Мы видим образ того, что означает путешествие по морю ночи, когда сознательное эго слишком слабо и регрессивно, чтобы выдержать этот опыт. В сновидении другого пациента эго приближается к монстру своим личным подходом, проявляя более героическое отношение:

«Он видит прекрасную соблазнительную женщину на кушетке. Она обнажена и просит его о близости. Но когда он подходит к ней, она становится ужасающим монстром, похожим на хищного стервятника, чьи гениталии превращаются в пожирающую пасть. Чудовище разевает пасть и принимается поедать голову сновидца. Вместо того, чтобы попытаться вырваться из ее челюстей, он ускоряет процесс, в буквальном смысле проползая ей в глотку. Оказавшись внутри, он наносит ей удары и слышит, как она вопит от боли. Затем он выбирается из нее, проходя своеобразный процесс кошмарных родов. Он спасает из ее утробы маленькую белую фигурку — слабенького младенца, который начинает расти сразу же после освобождения. Младенец превращается в прелестного ребенка, сияющего и светоносного, вызывающего сильное чувство радости и веселья.»
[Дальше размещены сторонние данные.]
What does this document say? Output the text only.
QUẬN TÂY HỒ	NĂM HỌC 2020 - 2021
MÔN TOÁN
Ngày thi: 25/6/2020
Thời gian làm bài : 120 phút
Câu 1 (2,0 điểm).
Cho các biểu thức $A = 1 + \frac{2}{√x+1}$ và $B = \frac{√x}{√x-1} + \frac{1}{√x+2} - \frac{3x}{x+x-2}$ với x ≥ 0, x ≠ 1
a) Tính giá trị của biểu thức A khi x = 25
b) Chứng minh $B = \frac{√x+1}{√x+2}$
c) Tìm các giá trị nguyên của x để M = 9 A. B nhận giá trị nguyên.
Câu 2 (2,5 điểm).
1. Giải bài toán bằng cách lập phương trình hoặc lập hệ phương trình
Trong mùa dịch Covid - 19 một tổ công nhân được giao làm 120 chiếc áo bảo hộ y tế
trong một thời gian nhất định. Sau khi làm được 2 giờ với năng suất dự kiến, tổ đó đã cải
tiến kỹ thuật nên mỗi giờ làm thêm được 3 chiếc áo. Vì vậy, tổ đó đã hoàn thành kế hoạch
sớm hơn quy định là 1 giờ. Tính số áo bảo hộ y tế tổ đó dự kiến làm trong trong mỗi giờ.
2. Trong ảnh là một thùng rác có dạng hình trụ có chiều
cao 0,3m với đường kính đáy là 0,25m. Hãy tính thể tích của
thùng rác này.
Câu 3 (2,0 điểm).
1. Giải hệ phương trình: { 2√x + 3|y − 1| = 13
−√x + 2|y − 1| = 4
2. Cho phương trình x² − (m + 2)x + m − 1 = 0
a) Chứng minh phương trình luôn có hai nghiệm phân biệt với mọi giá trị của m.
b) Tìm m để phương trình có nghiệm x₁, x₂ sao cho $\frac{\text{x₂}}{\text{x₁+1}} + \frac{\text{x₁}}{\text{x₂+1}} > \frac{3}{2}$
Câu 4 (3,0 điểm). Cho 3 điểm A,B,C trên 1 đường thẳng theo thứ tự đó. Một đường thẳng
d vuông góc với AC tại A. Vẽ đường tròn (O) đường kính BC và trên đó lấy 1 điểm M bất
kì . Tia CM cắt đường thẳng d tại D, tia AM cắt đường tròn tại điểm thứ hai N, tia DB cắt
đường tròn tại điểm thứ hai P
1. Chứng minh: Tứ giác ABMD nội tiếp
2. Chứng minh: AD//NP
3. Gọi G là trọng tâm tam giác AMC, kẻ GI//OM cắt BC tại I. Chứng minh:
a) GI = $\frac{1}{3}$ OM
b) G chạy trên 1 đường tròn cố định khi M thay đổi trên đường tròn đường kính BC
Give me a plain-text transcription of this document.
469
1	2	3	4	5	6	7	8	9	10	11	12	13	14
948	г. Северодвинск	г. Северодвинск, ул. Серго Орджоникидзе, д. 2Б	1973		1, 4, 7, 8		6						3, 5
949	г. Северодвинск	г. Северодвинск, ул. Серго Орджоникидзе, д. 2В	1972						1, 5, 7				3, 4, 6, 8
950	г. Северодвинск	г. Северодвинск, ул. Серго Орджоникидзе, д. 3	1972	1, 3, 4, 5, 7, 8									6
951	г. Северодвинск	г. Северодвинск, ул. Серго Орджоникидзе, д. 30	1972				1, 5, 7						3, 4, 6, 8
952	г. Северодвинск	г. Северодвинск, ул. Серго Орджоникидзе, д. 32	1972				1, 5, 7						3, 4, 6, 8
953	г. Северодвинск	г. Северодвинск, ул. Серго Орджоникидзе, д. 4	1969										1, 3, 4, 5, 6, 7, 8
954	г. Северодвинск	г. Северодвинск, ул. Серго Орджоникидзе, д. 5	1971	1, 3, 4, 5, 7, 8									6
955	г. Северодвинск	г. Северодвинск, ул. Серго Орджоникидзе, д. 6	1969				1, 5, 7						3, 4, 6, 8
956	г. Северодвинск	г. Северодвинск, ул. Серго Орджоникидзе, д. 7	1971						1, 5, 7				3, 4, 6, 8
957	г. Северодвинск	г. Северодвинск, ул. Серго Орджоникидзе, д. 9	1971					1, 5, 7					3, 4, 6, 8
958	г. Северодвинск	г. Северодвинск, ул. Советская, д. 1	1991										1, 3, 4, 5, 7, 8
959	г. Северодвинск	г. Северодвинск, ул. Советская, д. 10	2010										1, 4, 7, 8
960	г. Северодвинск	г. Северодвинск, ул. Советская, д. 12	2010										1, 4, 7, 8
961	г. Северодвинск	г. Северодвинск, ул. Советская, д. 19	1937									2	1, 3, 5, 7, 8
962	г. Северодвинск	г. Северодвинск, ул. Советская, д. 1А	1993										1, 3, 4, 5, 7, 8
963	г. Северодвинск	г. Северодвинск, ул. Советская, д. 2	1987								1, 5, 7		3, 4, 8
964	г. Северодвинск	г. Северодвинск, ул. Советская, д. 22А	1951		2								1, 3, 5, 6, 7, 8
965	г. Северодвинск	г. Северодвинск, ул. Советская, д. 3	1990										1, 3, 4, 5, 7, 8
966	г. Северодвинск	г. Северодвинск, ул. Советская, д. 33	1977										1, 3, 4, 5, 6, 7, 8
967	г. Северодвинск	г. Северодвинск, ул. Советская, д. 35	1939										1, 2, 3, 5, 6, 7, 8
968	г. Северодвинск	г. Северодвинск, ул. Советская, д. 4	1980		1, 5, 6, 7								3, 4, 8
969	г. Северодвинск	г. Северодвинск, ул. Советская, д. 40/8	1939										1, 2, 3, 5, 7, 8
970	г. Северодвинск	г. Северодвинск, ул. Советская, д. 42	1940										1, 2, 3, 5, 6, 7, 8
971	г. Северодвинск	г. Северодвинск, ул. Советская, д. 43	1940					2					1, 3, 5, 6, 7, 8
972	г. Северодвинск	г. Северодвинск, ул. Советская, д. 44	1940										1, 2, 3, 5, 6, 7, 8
Эти два сновидения, отражающих один и тот же базовый образ, имеют совершенно различный итог из-за абсолютного различия отношения эго. В одном кроткое эго пассивно позволяет самому себе быть поглощенным; во втором перед нами предстает более развитое эго, действующее целеустремленно. Соответственно, прогнозы весьма отличаются.


[1] Jungian analyst. Founding member of the C.G. Jung Institute of Los Angeles.

[2] C. G. Jung, Analytical Psychology: Notes of the Seminar Given in 1925, Edited by William McGuire, Princeton University Press, 1989.

[3] C. G. Jung, Psychology of the Unconscious, CW.Vol. B, Princeton University Press, 1991.

[4] Erich Neumann, The Origins and History of Consciousness, Princeton University Press, 1954.

[5] Psychological syntheticism — не самый удачный выбор слова при переводе на английский язык, дающий ошибочную коннотацию, его следует заменить на «синтез». «Синтез» и «синтетика» одинаковую коннотацию не предполагают.

[6] Edward F. Edinger, Goethe’s Faust: Notes for a Jungian Commentary, Inner City Books, 1990.

[7] C. G. Jung, Archetypes and the Collective Unconscious, C. W. Vol. 9.1, Princeton University Press, 1969.

[8] Edward F. Edinger, Melville’s Moby Dick: A Jungian Commentary, New Directions, 1978.